Gaussian Discrimnant Analysis

Gaussian Discrimnant Analysis#

Multivariate Gaussian#

Recall the multivariate gaussian can be represented as in terms of a quadratic function quadratic function \(q(x)\) which is called the quadratic form,

\[\begin{split} \begin{gather*} P(x) = (2 \pi \det \Sigma)^{-1/2}\exp\left[-\frac{1}{2} Q(v)\right]\\ Q(x) = v^\top\Sigma^{-1} v \end{gather*} \end{split}\]

\(v\) : Deviation vector \(X_i-\mu\)
\(X_i\) : A row of data
\(\mu\) : A vector with each entry as the mean of the feature column.

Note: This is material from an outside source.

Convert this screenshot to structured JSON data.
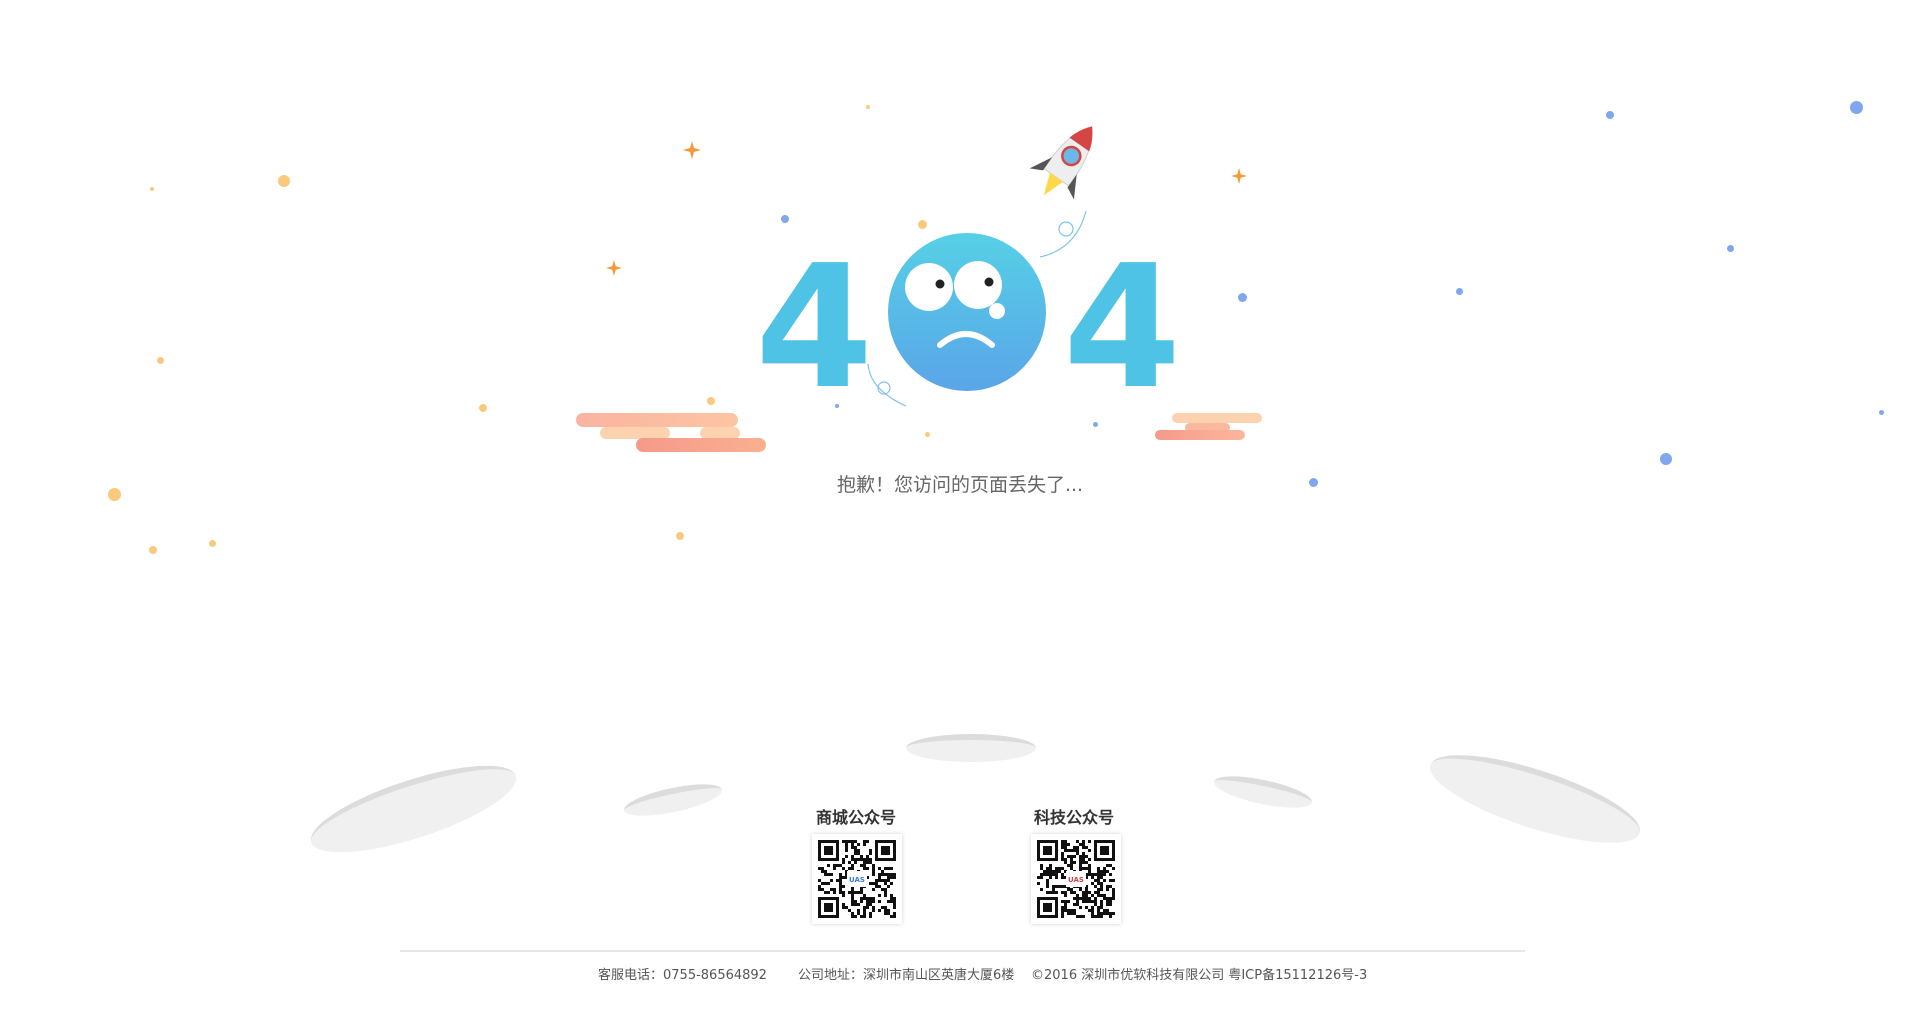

The quadratic form \(q(x)\) describes the shape of the isocontours \(q(x) = c\) (for some real scalar \(c\)). For the Gaussian, the shape is a \(\dim(v)\) ellipsoid due to the mapping of a semi-circle function to parabolic function specified by,

\[ |v| \longrightarrow \left\lvert\Sigma^{-1/2} v\right\rvert \]

Quadratic Discrimnant Analysis#

For each class in \(c : \{1,2,3,\ldots,C\}\) there exists a sample covariance matrix \(\hat\Sigma\),

\[ \hat \Sigma_c = \frac{1}{n_c}\sum_{y_i=c} (X_i - \hat \mu_c)(X_i - \hat \mu_c)^\top \]

The Bayes optimal rule maximizes \(P\) or rather \(\log P\) over the class \(c\) as its parameter. An equivalent description is to maximize the logistic function,

\[ \hat y = \mathop{\arg\max}_c \bigg[Q_c(x) - Q_d(x)\bigg] \]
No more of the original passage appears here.